Just cruising through this digital world at 33 1/3 rpm...
That makes sense if the inner loop is quite large, but not so much if it is small, or the inner and outer loop are very similar (e.g. obviously just looping over a multidimensional array). It doesn't take much for this idea to make code very difficult to read and maintain. I had to take over some code that automated some equipment and at some point we changed the equipment such that a default setting was no longer appropriate. It took two people way too much time to dig for where that default value came from, finding it was some 30+ functions deep for a program that basically: loads two different settings files, setups up a device, reads data from device, then saves it. The code was refactored and 500+ functions reduced down to about 60 functions, none more than a page long. Even with descriptive names for functions like DefaultValueForSettingFoo, it didn't help when a certain condition at a later in function LoadValueForSettingBar sets a different default value to Foo.

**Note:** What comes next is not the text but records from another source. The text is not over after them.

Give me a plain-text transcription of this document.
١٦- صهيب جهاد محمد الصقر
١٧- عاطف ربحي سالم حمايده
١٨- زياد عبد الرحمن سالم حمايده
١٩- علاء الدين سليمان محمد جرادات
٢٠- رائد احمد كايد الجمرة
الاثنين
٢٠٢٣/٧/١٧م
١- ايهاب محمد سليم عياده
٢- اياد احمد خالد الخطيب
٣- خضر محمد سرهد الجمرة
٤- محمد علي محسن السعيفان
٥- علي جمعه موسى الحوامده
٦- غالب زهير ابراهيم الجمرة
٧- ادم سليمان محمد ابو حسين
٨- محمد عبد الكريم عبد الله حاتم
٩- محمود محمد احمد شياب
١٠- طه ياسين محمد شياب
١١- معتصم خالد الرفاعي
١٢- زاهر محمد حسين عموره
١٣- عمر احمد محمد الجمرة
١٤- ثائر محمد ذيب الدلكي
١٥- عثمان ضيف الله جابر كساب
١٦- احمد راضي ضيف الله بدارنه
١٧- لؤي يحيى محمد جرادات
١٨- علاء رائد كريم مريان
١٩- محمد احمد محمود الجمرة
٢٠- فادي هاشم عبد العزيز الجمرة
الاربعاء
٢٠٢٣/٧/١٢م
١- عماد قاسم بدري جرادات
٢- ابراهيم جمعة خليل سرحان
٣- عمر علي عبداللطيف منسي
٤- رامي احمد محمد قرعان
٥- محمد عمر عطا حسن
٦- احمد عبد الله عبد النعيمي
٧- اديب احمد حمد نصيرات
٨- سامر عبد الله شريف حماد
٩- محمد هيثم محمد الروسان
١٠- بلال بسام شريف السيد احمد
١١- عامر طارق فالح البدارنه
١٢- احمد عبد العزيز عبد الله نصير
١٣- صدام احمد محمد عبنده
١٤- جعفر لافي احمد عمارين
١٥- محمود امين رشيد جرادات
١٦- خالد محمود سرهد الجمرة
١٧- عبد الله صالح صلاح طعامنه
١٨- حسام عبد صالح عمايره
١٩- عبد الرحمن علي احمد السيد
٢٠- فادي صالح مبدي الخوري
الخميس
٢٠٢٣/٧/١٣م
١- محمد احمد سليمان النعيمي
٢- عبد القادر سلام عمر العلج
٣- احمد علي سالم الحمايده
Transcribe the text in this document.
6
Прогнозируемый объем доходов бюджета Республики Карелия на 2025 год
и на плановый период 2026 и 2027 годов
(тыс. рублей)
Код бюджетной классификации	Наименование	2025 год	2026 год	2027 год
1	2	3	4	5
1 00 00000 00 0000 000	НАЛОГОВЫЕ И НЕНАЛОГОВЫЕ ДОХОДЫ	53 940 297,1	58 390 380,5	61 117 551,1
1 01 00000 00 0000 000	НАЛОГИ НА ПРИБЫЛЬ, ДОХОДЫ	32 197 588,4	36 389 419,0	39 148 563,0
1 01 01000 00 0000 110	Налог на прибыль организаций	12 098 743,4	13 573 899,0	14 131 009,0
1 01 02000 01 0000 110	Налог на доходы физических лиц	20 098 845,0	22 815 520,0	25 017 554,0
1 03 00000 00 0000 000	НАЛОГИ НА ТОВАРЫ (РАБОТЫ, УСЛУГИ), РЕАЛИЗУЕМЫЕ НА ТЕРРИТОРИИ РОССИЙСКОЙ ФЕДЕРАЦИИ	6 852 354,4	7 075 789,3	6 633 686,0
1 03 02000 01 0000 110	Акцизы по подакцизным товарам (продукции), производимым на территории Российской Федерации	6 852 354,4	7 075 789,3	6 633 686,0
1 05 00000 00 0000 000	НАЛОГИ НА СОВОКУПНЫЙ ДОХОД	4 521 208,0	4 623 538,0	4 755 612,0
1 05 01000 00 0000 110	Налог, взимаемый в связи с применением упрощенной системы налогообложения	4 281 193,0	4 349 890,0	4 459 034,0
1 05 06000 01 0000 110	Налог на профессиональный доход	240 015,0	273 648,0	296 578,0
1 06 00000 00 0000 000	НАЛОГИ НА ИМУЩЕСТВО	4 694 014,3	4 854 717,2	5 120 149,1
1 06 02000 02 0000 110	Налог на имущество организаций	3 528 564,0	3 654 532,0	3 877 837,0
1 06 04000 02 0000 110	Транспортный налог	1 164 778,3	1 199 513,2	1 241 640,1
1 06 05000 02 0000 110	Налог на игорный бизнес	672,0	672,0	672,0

Functions are best when done for reuse. Occasionally a single use function has its place when you're segregating very different types of code. But going to the point of many functions having one or two lines of code then a call to another function that is used nowhere else, you end up with spaghetti code.
Not if they're a 3yo asking for a video.
I’m old enough to remember 16K of memory being described as “whopping”
I just can't stop thinking about the stupidity of this.
Doctor: Hey, patient, would you like to try some new meds I read about on the internet yesterday while my kids were screaming? I haven't tried them or read any scientific studies and I am unsure about the use-case compared to existing drugs but they are very popular in some facebook groups.
Navy Officer: Hey, we're getting a new aircraft carrier next year so I expect all of you to go home and read up on it and start practicing at home. We'll call you when there is a war and your skills are needed. You'd better be self-trained experts by then!
University head: What's all this "research" I keep hearing about? Take some responsibility for your own careers and stay up to date in your spare time! Now, go back to work. We need more folded napkins!
The real advice is that "while working in the role of Developer, do not have access to the prod servers". If you additionally have the role of "sysadmin" from time to time, then so be it, but don't abuse your development power, nor your sysadmin power.
In my experience of big companies, small companies and a few in between this really does work best. People talk of 'creating high walls' and whatnot, but by forcing devs to mould their output into something system-friendly results in a far superior product and far less maintenance overhead. It appears to take longer to get things into production, hence the 'high walls' comments, but the alternative is almost always worse in the long run.
Indeed, the point several of us are trying to make is that exactly the opposite may be true: breaking everything down into very small functions
That is a strawman. Nobody said very small. They simply should be small enough, that is all.
the number of potential relationships between them grows exponentially, and those relationships may not be as transparent once you've broken everything down into tiny pieces.
Then you are doing it wrong.
By "definition" a function only works their arguments and returns a result. Usually, if it is a method in a class, it does not even manipulate the attributes of its associated object.
The only relation functions have to each other is their call hierarchy, which is easy to figure and in an IDE trivial. Worst case use the debugger.
Cost free eBook I read (by iBook/Kobo/Amazon/ObookO/Gutenberg etc.): "The Green Odyssey" by Philip Jose Farmer.